Poetry of concern for light and shade

Dr R L Shant
Justifying the caption he has given to this second collection of poems, poet BK Sanyasi  avers in his “Arpan” (Dedication) on the very first page thus:
“To that Super-Conscious, which gives the Conscious, the Sub-Conscious and the Unconscious a feeling of oneness and leads man’s thinking from darkness to light.”
Even if we do not take into consideration, the poet’s statement in the above lines, we are comfortably lead to the conclusion that Sanyasi is a poet of human situation as convertly present in human psyche or as overtly visible in human actions. The poet comes up as a very keen observer of man in confrontation with his own self. The conflcit is visible in most of the nazms (non-ghazal poems) which dominate this anthology both in numbers and space. Even though the book contains only 39 nazms as against 50 ghazals, the nazms are spread over 101 pages as against the ghazals over only 75, that comparison notwithstanding, BK Sanyasi is primarily a poet of deeper commitment to analyzing the intricacies of human response to his milieu in a free idiom. The idiom he has chosen and smoothened over the years is that of the nazm, even as his ghazals are no less tractable for him.
Nazmz captioned ‘I, this Rug and that Moon,’ So said the Swallow,’ ‘Hopping insect, ‘Mendicant’ ‘Calamity, ‘Protest’ and many others present some fine examples of how well the poet uses his language and a free flowing meter to convey his understanding of the human mind in vexed situations.

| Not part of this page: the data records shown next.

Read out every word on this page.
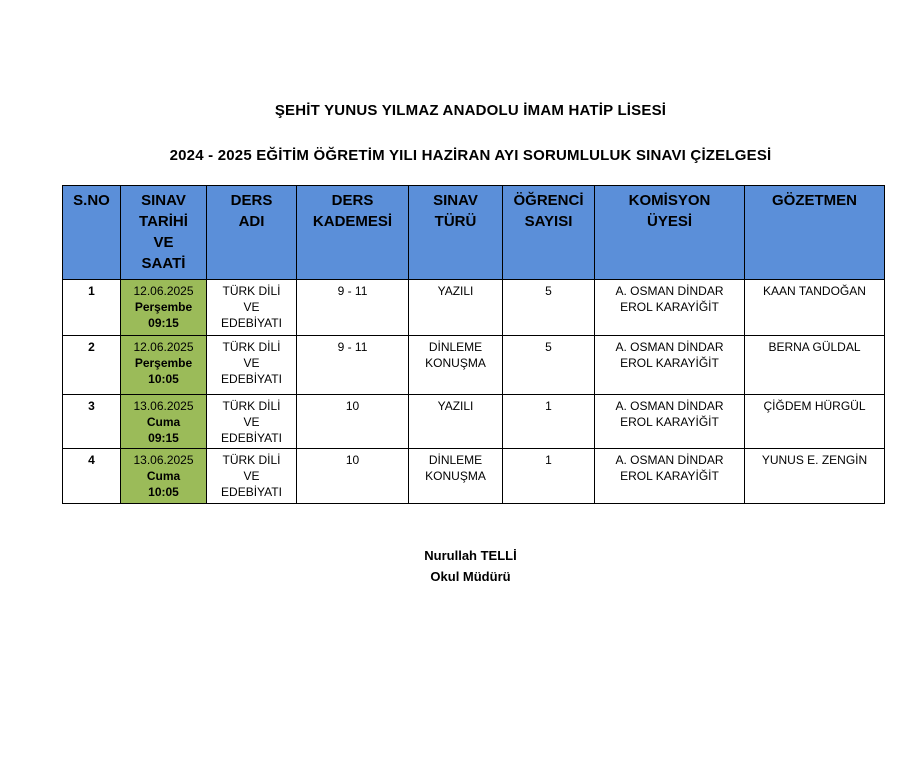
ŞEHİT YUNUS YILMAZ ANADOLU İMAM HATİP LİSESİ
2024 - 2025 EĞİTİM ÖĞRETİM YILI HAZİRAN AYI SORUMLULUK SINAVI ÇİZELGESİ
S.NO	SINAV
TARİHİ
VE
SAATİ	DERS
ADI	DERS
KADEMESİ	SINAV
TÜRÜ	ÖĞRENCİ
SAYISI	KOMİSYON
ÜYESİ	GÖZETMEN
1	12.06.2025
Perşembe
09:15	TÜRK DİLİ
VE
EDEBİYATI	9 - 11	YAZILI	5	A. OSMAN DİNDAR
EROL KARAYİĞİT	KAAN TANDOĞAN
2	12.06.2025
Perşembe
10:05	TÜRK DİLİ
VE
EDEBİYATI	9 - 11	DİNLEME
KONUŞMA	5	A. OSMAN DİNDAR
EROL KARAYİĞİT	BERNA GÜLDAL
3	13.06.2025
Cuma
09:15	TÜRK DİLİ
VE
EDEBİYATI	10	YAZILI	1	A. OSMAN DİNDAR
EROL KARAYİĞİT	ÇİĞDEM HÜRGÜL
4	13.06.2025
Cuma
10:05	TÜRK DİLİ
VE
EDEBİYATI	10	DİNLEME
KONUŞMA	1	A. OSMAN DİNDAR
EROL KARAYİĞİT	YUNUS E. ZENGİN
Nurullah TELLİ
Okul Müdürü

One struggling with mother’s body is in a fix and finds oneself in contrast with a flower’s prank (Go, play and frolic, flower) A strong introspection and honest assertion brings forth the warring ideological inputs already stacked in the psyche of the persons of the poem (Neither hell worries me, nor does heaven tempt) thus:-
A torch I hold in my hand/To cart many rivers on my shoulders/Steps I ascend, I will not slip/To annihilate fear at the top/I am not merry, have no anxiety…./
Whatever the situation, the poet builds on an apt metaphor and opens up a mesmerizing world of his vision of the predicament he and his kind of sensitive beings are faced with. Poems like “Yes, we are to blame,”
Malhar,” “Earthworms’ create an ambience of a dialogue with the self where layers of ideas and expressions are complementary. However, at a few places a more compactness of expression would be desirable, otherwise BK Sanyasi’s precision and pertinence have been the remarkable feature of his poetry all through his over 30 years of creative writing.
As said above, even as the poet stands out as mainly a thought provoking nazm-poet his ghazals are significant for their candid assertion in a direct idiom. Examples like these galore: “I am his tears, I drip laughing down; As a crocodile, he won’t even smile.”
I begged and it trained in torrents, who knows how long? Dare I goad it to stop now?..In the post-90’ scenario BK Sanyasi has created a niche for himself in modern Kashmiri poetry and this fact is acknowledged by critics.